Bien que le Modèle Standard et son catalogue de particules élémentaires soient considérés comme complets, la matière continue de réserver quelques secrets aux physiciens concernant sa dynamique profonde. C’est en étudiant un matériau monocouche isolant particulier, qu’une équipe de chercheurs américains a fait une découverte étonnante : le matériau présente des oscillations quantiques, un comportement caractéristique des métaux conducteurs. Le phénomène proviendrait de l’existence d’une nouvelle quasi-particule précédemment inconnue qui s’apparenterait à un électron neutre. Ce comportement pourrait ainsi constituer un tout nouvel état quantique de la matière.
L’étrange entité est une quasi-particule, c’est-à-dire un système qui émerge du comportement collectif d’un matériau uniquement lorsque les conditions sont réunies. Dans la nouvelle étude publiée dans la revue Nature, ces conditions ont été observées dans des feuilles de cristal semi-métallique présentant un comportement électromagnétique inhabituel. « Si nos interprétations sont correctes, nous assistons à une forme fondamentalement nouvelle de matière quantique », déclare le physicien de l’Université de Princeton, Sanfeng Wu.
Lui et ses collègues traquaient des indices issus d’expériences précédentes concernant le comportement étrange d’une feuille mince du matériau cristallin ditellurure de tungstène. Le matériau conduit l’électricité comme un métal, mais c’est un isolant puissant en tant que monocouche — une couche qui n’a qu’un atome d’épaisseur — car les électrons mobiles d’un courant sont bloqués par ses électrons fixes.

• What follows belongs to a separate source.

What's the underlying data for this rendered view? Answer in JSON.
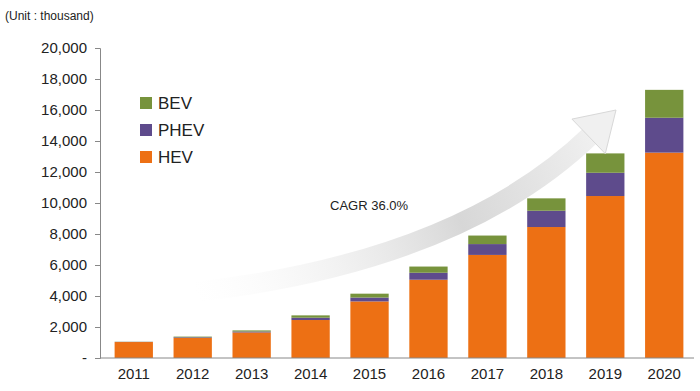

Dans le cadre de leurs recherches, les chercheurs ont exposé la monocouche à un champ magnétique variable à basses températures, où les effets quantiques deviennent plus prononcés, et ont mesuré la résistance à un courant électrique. Les matériaux classiques présentent un comportement distinctif dans ces conditions : les métaux présentent un phénomène appelé « oscillation quantique », dans lequel leur résistivité bascule rapidement entre différentes valeurs.
Wu explique que les oscillations quantiques se produisent parce que les électrons du matériau changent entre leur état classique normal et les états de la mécanique quantique causés par leur mouvement circulaire dans le champ magnétique. Mais les isolants ne présentent pas d’oscillations quantiques. Ainsi, Wu et ses collègues ont été surpris de voir que la résistivité de la monocouche de ditellurure de tungstène commençait à osciller à mesure que le champ magnétique augmentait (le comportement distinctif d’un métal).
Des oscillations quantiques inattendues
Les physiciens savent aujourd’hui qu’un champ magnétique suffisamment fort fait basculer les électrons d’un métal entre leur état classique normal et leurs états quantiques circulaires, provoquant les oscillations de la résistivité du métal ; et les oscillations quantiques sont devenues un outil standard pour caractériser de nombreuses propriétés des métaux.
En revanche, les électrons des matériaux isolants ne peuvent pas bouger, ils ne conduisent donc pas bien le courant électrique et ont une résistivité très élevée. Les isolants ne montrent généralement aucune oscillation quantique, quelle que soit la force du champ magnétique. Ainsi, les oscillations quantiques observées dans la monocouche prétendument isolante de ditellurure de tungstène étaient inattendues.
Bien que le matériau ait une résistivité élevée, il a commencé à osciller entre des niveaux de résistivité supérieurs et inférieurs à mesure que l’intensité du champ magnétique augmentait. Cette oscillation a indiqué que les électrons du matériau se déplaçaient en phases quantifiées provoquées par le champ magnétique — une propriété fondamentale d’un métal, mais dans un isolant puissant.
De nouvelles quasi-particules à l’origine du phénomène
La physique moderne n’explique pas la découverte, et les auteurs émettent l’hypothèse que les oscillations observées sont causées par une forme jusqu’alors inconnue de matière quantique. Ils pensent que les oscillations quantiques pourraient être expliquées par des « quasiparticules », jamais vues auparavant, qui proviennent des électrons fixes lorsque la monocouche de ditellurure de tungstène est exposée à un champ magnétique suffisamment fort. Et ils suggèrent que cette quasi-particule est un « fermion neutre » — l’équivalent d’un électron, mais sans charge électrique.
Les chercheurs pensent que leurs fermions neutres pourraient exister et être mobiles dans un isolant, provoquant des interactions entre un courant et les particules neutres qui émergent des électrons fixes, qui peuvent être détectés comme des oscillations quantiques. Ils envisagent maintenant des moyens de tester leur hypothèse de fermions neutres dans le ditellurure de tungstène, et ils recherchent d’autres isolants qui développent également des oscillations quantiques.